The scorecard (a new addition not in the original Design Sprint book) maps each customer interview back to the Founding Hypothesis components: Was this the right customer? Did they have the problem? Did they choose the product over the competition? Was differentiation actually compelling? Red/yellow/green per interview per dimension. A sprint producing all-green is a strong signal to start building.
§AI and the generic prototype trap
[§ AI and the generic prototype trap] Key observation with implications for product development in 2024–25: AI-assisted prototyping generates convincing-looking outputs quickly, but because LLMs are trained on existing products, AI-generated prototypes tend to be generic. Teams that skip the Foundation Sprint and go directly to vibe-coding end up testing generic products against customers — and either fail to get useful signal, or ship something undifferentiated.
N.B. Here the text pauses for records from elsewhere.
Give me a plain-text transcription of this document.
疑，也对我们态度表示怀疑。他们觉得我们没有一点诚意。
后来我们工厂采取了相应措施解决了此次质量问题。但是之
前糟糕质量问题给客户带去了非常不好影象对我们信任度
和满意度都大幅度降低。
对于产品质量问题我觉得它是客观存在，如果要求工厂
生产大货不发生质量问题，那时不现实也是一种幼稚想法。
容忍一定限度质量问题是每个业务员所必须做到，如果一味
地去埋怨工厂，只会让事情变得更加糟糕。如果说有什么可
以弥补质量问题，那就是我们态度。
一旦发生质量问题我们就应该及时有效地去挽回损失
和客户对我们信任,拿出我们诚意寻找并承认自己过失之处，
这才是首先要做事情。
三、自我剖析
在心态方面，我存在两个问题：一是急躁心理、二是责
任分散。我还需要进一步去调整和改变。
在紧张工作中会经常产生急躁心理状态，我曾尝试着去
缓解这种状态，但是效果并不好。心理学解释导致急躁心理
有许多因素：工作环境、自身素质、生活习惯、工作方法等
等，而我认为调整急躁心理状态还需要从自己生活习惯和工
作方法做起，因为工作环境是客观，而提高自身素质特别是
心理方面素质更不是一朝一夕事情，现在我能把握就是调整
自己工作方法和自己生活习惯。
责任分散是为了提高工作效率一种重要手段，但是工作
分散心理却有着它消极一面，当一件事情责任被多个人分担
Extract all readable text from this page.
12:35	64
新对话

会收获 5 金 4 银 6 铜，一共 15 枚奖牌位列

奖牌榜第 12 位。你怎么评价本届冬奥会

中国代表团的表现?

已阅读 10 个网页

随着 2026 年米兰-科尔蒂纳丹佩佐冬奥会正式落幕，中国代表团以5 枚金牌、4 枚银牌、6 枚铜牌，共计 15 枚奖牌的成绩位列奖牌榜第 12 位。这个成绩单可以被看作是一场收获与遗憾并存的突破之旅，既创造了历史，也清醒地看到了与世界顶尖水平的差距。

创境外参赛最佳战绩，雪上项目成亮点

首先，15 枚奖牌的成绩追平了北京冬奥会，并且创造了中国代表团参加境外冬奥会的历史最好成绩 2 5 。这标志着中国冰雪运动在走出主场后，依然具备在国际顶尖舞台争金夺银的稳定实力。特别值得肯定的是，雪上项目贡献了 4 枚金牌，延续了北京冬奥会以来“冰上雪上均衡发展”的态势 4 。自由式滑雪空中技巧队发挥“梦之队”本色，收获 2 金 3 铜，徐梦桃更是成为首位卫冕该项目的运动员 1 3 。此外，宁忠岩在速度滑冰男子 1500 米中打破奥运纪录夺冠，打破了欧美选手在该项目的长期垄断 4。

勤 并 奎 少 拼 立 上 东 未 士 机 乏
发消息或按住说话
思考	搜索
The recommended sequence: Foundation Sprint (slow thinking about differentiation) → Design Sprint prototyping (fast building, grounded in explicit differentiation). Sketching the prototype on paper before prompting the LLM is a form of prompt engineering that yields an opinionated, differentiated result. Don’t outsource the thinking while outsourcing the building.
§Character Labs
[§ Character Labs] Jake Knapp and John Zeratsky’s VC programme at Character Capital (character.vc). They invest in a cohort of pre-seed, sometimes inception-stage companies simultaneously and run them through one Foundation Sprint + three consecutive weekly Design Sprints (3.5–4 weeks total). Founders report 3–4x acceleration (3–4 months of early-stage work compressed into the programme). The Miro template used in Character Labs is publicly available at character.vc.